With the “spatial turn” (Livingstone/Withers), scholars are examining local contexts and the networks linking scientists’ communities. We study the circulation of texts, scientists, scientific knowledge, and specimens or the raw materials used to produce (for example) drugs or armaments. We know less about objects underpinning scientific practice. There are exceptions: Lawrence Dritsas’ “technologies of expedition,” Jennifer Tucker, Marta Braun on photography.
What of the sourcing and circulation of objects used in everyday bench work? Some (notebooks) could be found widely. Others (microscopes) were crafted in metropolitan centers and traveled across the globe.

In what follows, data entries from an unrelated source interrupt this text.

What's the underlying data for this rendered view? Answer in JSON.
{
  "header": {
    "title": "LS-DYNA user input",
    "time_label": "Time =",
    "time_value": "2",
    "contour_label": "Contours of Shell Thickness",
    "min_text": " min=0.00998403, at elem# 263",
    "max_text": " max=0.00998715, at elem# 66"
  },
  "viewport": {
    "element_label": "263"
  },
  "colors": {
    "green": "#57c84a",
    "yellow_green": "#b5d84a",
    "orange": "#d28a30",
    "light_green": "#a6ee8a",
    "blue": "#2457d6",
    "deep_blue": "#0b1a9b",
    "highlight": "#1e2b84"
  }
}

Canada balsam was a staple of every microscopist’s cabinet, as shown in Wood’s popular Common Objects of the Microscope – yet could be harvested in just one region. A resin from the bark of the balsam fir, Canada balsam acted as pinhole “penny” lens, fixative, or clarifying agent, enabling and enhancing microscopic vision from street to laboratory. It’s discussed by broadsides and by Buckland (writing for Dickens). But it could only be extracted from a remote region in summer, in labor-intensive work usually conducted by indigenous peoples. A unique element of North-woods culture, a product of the extraction economy, Canada balsam was a “common object,” not easy to use, with rare and valuable qualities.
Canada balsam reminds us: microscope stories don't always proceed from metropole outward to province or colony. What story did it offer? The same as the rest of Victorian microscopy: Painstaking labor, the likelihood of error, perhaps a transcendent reward.